Watermelon and Tomato Gazpach

Watermelon and tomato are rich in lycopene, vitamins A and C, while cucumber is hydrating and high in fiber.
Discover the recipe by Dr. Letizia Astrologo, nutrition biologist at UPMC Salvator Mundi International Hospital.
Enoy!
Ingredients:
- 500 g watermelon cut in small cubes.
- 4 ripe tomatoes.
- 1 cucumber.
- 1 red bell pepper.
- 1 red onion.
- 2 garlic cloves.
- 2 tablespoons of balsamic vinegar.
- 3 tablespoons of olive oil.
- Salt and pepper to taste.
- Fresh basil leaves for garnish.
- Optional: red chili pepper.
Preparation:
- Blend the watermelon, tomatoes, cucumber, bell pepper, onion, and garlic together until smooth.
- Add vinegar, olive oil, salt, and pepper. Mix well.

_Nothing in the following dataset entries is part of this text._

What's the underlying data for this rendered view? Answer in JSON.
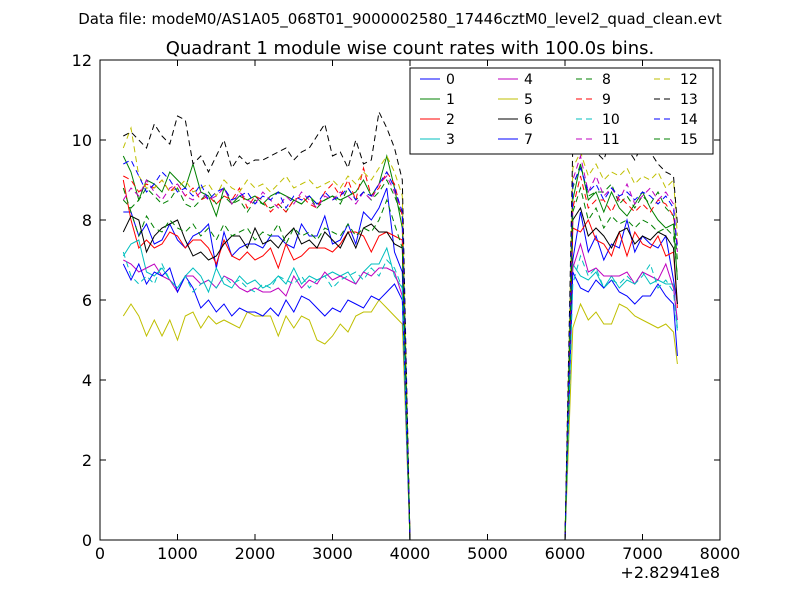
{
  "suptitle": "Data file: modeM0/AS1A05_068T01_9000002580_17446cztM0_level2_quad_clean.evt",
  "chart_data": {
    "type": "line",
    "title": "Quadrant 1 module wise count rates with 100.0s bins.",
    "xlabel": "",
    "ylabel": "",
    "x_offset_label": "+2.82941e8",
    "xlim": [
      0,
      8000
    ],
    "ylim": [
      0,
      12
    ],
    "xticks": [
      0,
      1000,
      2000,
      3000,
      4000,
      5000,
      6000,
      7000,
      8000
    ],
    "yticks": [
      0,
      2,
      4,
      6,
      8,
      10,
      12
    ],
    "legend_position": "upper-right",
    "legend_columns": 4,
    "x": [
      300,
      400,
      500,
      600,
      700,
      800,
      900,
      1000,
      1100,
      1200,
      1300,
      1400,
      1500,
      1600,
      1700,
      1800,
      1900,
      2000,
      2100,
      2200,
      2300,
      2400,
      2500,
      2600,
      2700,
      2800,
      2900,
      3000,
      3100,
      3200,
      3300,
      3400,
      3500,
      3600,
      3700,
      3800,
      3900,
      4000,
      5000,
      6000,
      6100,
      6200,
      6300,
      6400,
      6500,
      6600,
      6700,
      6800,
      6900,
      7000,
      7100,
      7200,
      7300,
      7400,
      7450
    ],
    "series": [
      {
        "name": "0",
        "color": "#0000ff",
        "dash": false,
        "values": [
          8.2,
          8.2,
          7.6,
          7.9,
          7.4,
          7.5,
          7.9,
          7.5,
          7.3,
          7.6,
          7.7,
          7.9,
          6.8,
          7.7,
          7.1,
          7.3,
          7.4,
          7.4,
          7.3,
          7.6,
          7.6,
          7.4,
          7.3,
          7.9,
          7.6,
          7.6,
          8.1,
          7.4,
          7.5,
          7.9,
          7.4,
          8.2,
          8.0,
          8.3,
          8.8,
          7.2,
          6.7,
          0,
          0,
          0,
          7.0,
          8.2,
          7.2,
          7.6,
          7.0,
          7.4,
          7.3,
          8.0,
          7.2,
          7.6,
          7.4,
          7.3,
          7.6,
          6.5,
          5.9
        ]
      },
      {
        "name": "1",
        "color": "#008000",
        "dash": false,
        "values": [
          9.6,
          9.2,
          8.5,
          9.0,
          8.9,
          8.7,
          9.2,
          9.0,
          8.8,
          9.4,
          8.7,
          8.6,
          8.1,
          8.8,
          8.4,
          8.6,
          8.5,
          8.6,
          8.4,
          8.6,
          8.7,
          8.6,
          8.5,
          8.4,
          8.6,
          8.4,
          8.5,
          8.6,
          8.5,
          8.6,
          8.7,
          9.0,
          8.6,
          8.9,
          9.6,
          8.8,
          7.8,
          0,
          0,
          0,
          8.5,
          9.4,
          8.5,
          8.7,
          8.2,
          8.7,
          8.3,
          8.1,
          8.4,
          8.7,
          8.3,
          8.0,
          7.8,
          7.9,
          6.5
        ]
      },
      {
        "name": "2",
        "color": "#ff0000",
        "dash": false,
        "values": [
          9.0,
          8.0,
          7.3,
          7.5,
          7.3,
          7.4,
          7.7,
          7.6,
          7.3,
          7.5,
          7.5,
          7.3,
          6.9,
          7.5,
          7.1,
          7.0,
          7.2,
          7.0,
          7.1,
          7.3,
          6.8,
          7.4,
          7.0,
          7.1,
          7.3,
          7.3,
          7.3,
          7.2,
          7.4,
          7.7,
          7.7,
          7.6,
          7.2,
          7.6,
          7.7,
          7.6,
          7.5,
          0,
          0,
          0,
          7.8,
          7.7,
          8.0,
          7.5,
          7.4,
          7.1,
          7.7,
          7.1,
          7.7,
          7.4,
          7.3,
          7.6,
          7.1,
          7.2,
          5.8
        ]
      },
      {
        "name": "3",
        "color": "#00bfbf",
        "dash": false,
        "values": [
          7.1,
          7.4,
          7.5,
          6.7,
          6.6,
          6.8,
          6.5,
          6.3,
          6.6,
          6.8,
          6.6,
          6.2,
          6.8,
          6.4,
          6.3,
          6.6,
          6.4,
          6.5,
          6.3,
          6.4,
          6.6,
          6.4,
          6.8,
          6.4,
          6.6,
          6.5,
          6.6,
          6.7,
          6.6,
          6.7,
          6.4,
          6.7,
          6.9,
          6.9,
          7.3,
          6.6,
          6.3,
          0,
          0,
          0,
          6.9,
          6.6,
          6.5,
          6.7,
          6.3,
          6.6,
          6.3,
          6.5,
          6.4,
          6.7,
          6.4,
          6.5,
          6.4,
          6.4,
          5.3
        ]
      },
      {
        "name": "4",
        "color": "#bf00bf",
        "dash": false,
        "values": [
          7.0,
          6.9,
          6.7,
          6.8,
          6.9,
          6.6,
          6.5,
          6.2,
          6.6,
          6.6,
          6.4,
          6.5,
          6.3,
          6.6,
          6.5,
          6.3,
          6.2,
          6.3,
          6.2,
          6.2,
          6.3,
          6.1,
          6.6,
          6.3,
          6.5,
          6.4,
          6.7,
          6.5,
          6.6,
          6.5,
          6.4,
          6.7,
          6.6,
          6.8,
          6.8,
          6.7,
          6.1,
          0,
          0,
          0,
          6.8,
          7.4,
          6.7,
          6.8,
          6.6,
          6.6,
          6.6,
          6.7,
          6.4,
          6.7,
          6.6,
          6.5,
          6.9,
          6.3,
          5.5
        ]
      },
      {
        "name": "5",
        "color": "#bfbf00",
        "dash": false,
        "values": [
          5.6,
          5.9,
          5.6,
          5.1,
          5.5,
          5.1,
          5.5,
          5.0,
          5.6,
          5.7,
          5.3,
          5.6,
          5.4,
          5.5,
          5.4,
          5.3,
          5.7,
          5.6,
          5.6,
          5.6,
          5.1,
          5.6,
          5.3,
          5.6,
          5.5,
          5.0,
          4.9,
          5.1,
          5.4,
          5.2,
          5.6,
          5.7,
          5.7,
          6.0,
          5.8,
          5.6,
          5.4,
          0,
          0,
          0,
          5.3,
          5.9,
          5.5,
          5.7,
          5.4,
          5.4,
          5.9,
          5.8,
          5.6,
          5.5,
          5.4,
          5.3,
          5.4,
          5.2,
          4.4
        ]
      },
      {
        "name": "6",
        "color": "#000000",
        "dash": false,
        "values": [
          7.7,
          8.1,
          8.0,
          7.2,
          7.6,
          7.8,
          7.9,
          8.0,
          7.5,
          7.1,
          7.2,
          7.0,
          7.1,
          7.4,
          7.6,
          7.6,
          7.3,
          7.8,
          7.4,
          7.5,
          7.3,
          7.6,
          7.8,
          7.4,
          7.5,
          7.3,
          7.7,
          7.5,
          7.3,
          7.7,
          7.3,
          7.8,
          7.9,
          7.7,
          7.7,
          7.4,
          7.3,
          0,
          0,
          0,
          8.0,
          8.3,
          7.6,
          7.8,
          7.6,
          7.3,
          7.7,
          7.8,
          7.4,
          7.6,
          7.5,
          7.7,
          7.6,
          7.3,
          5.9
        ]
      },
      {
        "name": "7",
        "color": "#0000ff",
        "dash": false,
        "values": [
          6.9,
          6.5,
          6.9,
          6.4,
          6.7,
          6.6,
          6.8,
          6.2,
          6.6,
          6.3,
          5.8,
          6.0,
          5.7,
          5.9,
          5.6,
          5.8,
          5.7,
          5.7,
          5.6,
          5.8,
          5.6,
          6.0,
          5.7,
          6.1,
          6.0,
          5.8,
          5.6,
          5.8,
          5.7,
          6.0,
          5.9,
          5.8,
          6.1,
          6.0,
          6.2,
          6.4,
          6.0,
          0,
          0,
          0,
          6.7,
          6.3,
          6.2,
          6.5,
          6.3,
          6.5,
          6.2,
          6.1,
          5.9,
          6.1,
          6.1,
          6.4,
          6.1,
          5.9,
          4.6
        ]
      },
      {
        "name": "8",
        "color": "#008000",
        "dash": true,
        "values": [
          8.5,
          8.3,
          8.5,
          8.8,
          8.6,
          8.4,
          8.5,
          8.8,
          8.4,
          8.3,
          8.5,
          8.7,
          8.4,
          8.6,
          8.4,
          8.5,
          8.2,
          8.5,
          8.4,
          8.3,
          8.4,
          8.2,
          8.5,
          8.4,
          8.6,
          8.3,
          8.5,
          8.6,
          8.4,
          8.8,
          8.5,
          8.7,
          8.5,
          8.7,
          9.0,
          8.6,
          8.1,
          0,
          0,
          0,
          8.8,
          9.4,
          8.6,
          8.7,
          8.7,
          8.9,
          8.4,
          8.6,
          8.3,
          8.6,
          8.4,
          8.7,
          8.3,
          8.1,
          7.0
        ]
      },
      {
        "name": "9",
        "color": "#ff0000",
        "dash": true,
        "values": [
          9.1,
          9.0,
          8.7,
          8.9,
          8.8,
          9.0,
          8.7,
          8.9,
          8.6,
          8.8,
          8.5,
          8.6,
          8.4,
          8.6,
          8.5,
          8.8,
          8.3,
          8.6,
          8.5,
          8.2,
          8.4,
          8.2,
          8.5,
          8.6,
          8.4,
          8.3,
          8.7,
          8.9,
          8.6,
          9.0,
          8.5,
          9.3,
          8.6,
          8.8,
          9.2,
          8.9,
          8.1,
          0,
          0,
          0,
          8.3,
          9.1,
          8.3,
          8.5,
          8.5,
          8.2,
          8.6,
          8.4,
          8.2,
          8.4,
          8.2,
          8.5,
          8.4,
          8.1,
          7.4
        ]
      },
      {
        "name": "10",
        "color": "#00bfbf",
        "dash": true,
        "values": [
          7.2,
          6.6,
          6.4,
          6.6,
          6.4,
          6.9,
          6.5,
          6.3,
          6.6,
          6.2,
          6.4,
          6.5,
          6.3,
          6.6,
          6.4,
          6.5,
          6.3,
          6.2,
          6.4,
          6.3,
          6.6,
          6.5,
          6.4,
          6.6,
          6.3,
          6.5,
          6.6,
          6.3,
          6.5,
          6.6,
          6.7,
          6.5,
          6.8,
          6.6,
          7.0,
          6.8,
          6.3,
          0,
          0,
          0,
          6.4,
          7.1,
          6.6,
          6.8,
          6.3,
          6.5,
          6.4,
          6.6,
          6.4,
          6.6,
          6.9,
          6.3,
          6.5,
          6.2,
          5.2
        ]
      },
      {
        "name": "11",
        "color": "#bf00bf",
        "dash": true,
        "values": [
          8.5,
          8.8,
          8.6,
          9.0,
          8.7,
          8.5,
          8.8,
          8.9,
          8.6,
          8.5,
          8.7,
          8.5,
          8.6,
          8.8,
          8.4,
          8.7,
          8.5,
          8.4,
          8.7,
          8.5,
          8.3,
          8.6,
          8.4,
          8.7,
          8.5,
          8.3,
          8.6,
          8.5,
          8.7,
          8.6,
          8.4,
          8.7,
          8.5,
          8.9,
          9.1,
          8.7,
          8.2,
          0,
          0,
          0,
          9.0,
          9.6,
          8.7,
          9.1,
          8.6,
          8.8,
          8.5,
          8.9,
          8.4,
          8.6,
          8.8,
          8.5,
          8.7,
          8.4,
          7.2
        ]
      },
      {
        "name": "12",
        "color": "#bfbf00",
        "dash": true,
        "values": [
          9.8,
          10.3,
          9.1,
          8.8,
          8.8,
          9.0,
          8.7,
          8.8,
          9.0,
          8.7,
          8.8,
          8.9,
          8.6,
          9.0,
          8.8,
          8.7,
          9.0,
          8.8,
          8.9,
          8.7,
          8.9,
          9.1,
          8.8,
          8.9,
          9.0,
          8.8,
          8.9,
          9.0,
          8.8,
          9.1,
          8.9,
          9.2,
          9.0,
          9.3,
          9.6,
          9.2,
          8.6,
          0,
          0,
          0,
          9.3,
          9.7,
          9.1,
          9.4,
          9.0,
          9.2,
          9.1,
          9.3,
          8.9,
          9.1,
          9.0,
          9.2,
          8.8,
          9.0,
          7.6
        ]
      },
      {
        "name": "13",
        "color": "#000000",
        "dash": true,
        "values": [
          10.1,
          10.2,
          10.0,
          9.8,
          10.4,
          10.1,
          9.9,
          10.6,
          10.5,
          9.4,
          9.6,
          9.2,
          9.6,
          10.0,
          9.3,
          9.6,
          9.4,
          9.5,
          9.5,
          9.6,
          9.7,
          9.8,
          9.5,
          9.7,
          9.8,
          10.1,
          10.4,
          9.6,
          9.7,
          9.3,
          10.0,
          9.4,
          9.5,
          10.7,
          10.3,
          9.8,
          9.0,
          0,
          0,
          0,
          9.9,
          10.5,
          9.8,
          9.7,
          9.5,
          10.1,
          10.4,
          9.8,
          9.5,
          9.9,
          9.7,
          9.4,
          9.2,
          9.1,
          7.9
        ]
      },
      {
        "name": "14",
        "color": "#0000ff",
        "dash": true,
        "values": [
          9.4,
          9.5,
          9.1,
          8.7,
          8.9,
          9.2,
          9.0,
          8.7,
          8.8,
          8.6,
          8.9,
          8.5,
          8.7,
          8.8,
          8.5,
          8.6,
          8.7,
          8.4,
          8.6,
          8.5,
          8.7,
          8.3,
          8.6,
          8.5,
          8.6,
          8.4,
          8.7,
          8.5,
          8.6,
          8.8,
          8.5,
          8.7,
          8.6,
          8.9,
          9.2,
          8.8,
          8.2,
          0,
          0,
          0,
          8.9,
          9.3,
          8.7,
          8.9,
          8.5,
          8.8,
          8.6,
          8.7,
          8.5,
          8.7,
          8.6,
          8.4,
          8.6,
          8.3,
          7.3
        ]
      },
      {
        "name": "15",
        "color": "#008000",
        "dash": true,
        "values": [
          8.8,
          8.2,
          7.6,
          8.1,
          7.8,
          7.7,
          8.0,
          7.8,
          7.7,
          7.9,
          7.6,
          7.8,
          7.5,
          7.9,
          7.6,
          7.7,
          7.8,
          7.5,
          7.7,
          7.6,
          7.9,
          7.4,
          7.8,
          7.6,
          7.7,
          7.5,
          7.8,
          7.7,
          7.6,
          7.9,
          7.6,
          7.8,
          7.7,
          8.0,
          8.5,
          7.9,
          7.3,
          0,
          0,
          0,
          8.2,
          8.8,
          8.0,
          8.3,
          7.8,
          8.1,
          7.9,
          8.0,
          7.8,
          8.0,
          7.9,
          7.7,
          7.8,
          7.6,
          6.6
        ]
      }
    ]
  }
}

- Chill in the refrigerator for at least one hour.
- Serve cold, garnished with basil leaves.
Usage:
- Watermelon and Tomato Gazpacho as a side dish with eggs, vegetable crudités, and toasted bread.
- Steamed cod heart on pearl barley with watermelon gazpacho.
- Mediterranean sushi on watermelon gazpacho with pearl barley, anchovy, carrot, and zucchini.
Nutritional Information:
- Serving size: 4
- Calories (per serving): 130
- Per serving: Total Fat 7g, Sat. Fat 1g, Carbohydrates 15g, Sugars 10g, Fiber 3g, Cholesterol 0mg, Protein 2g, Sodium 200mg.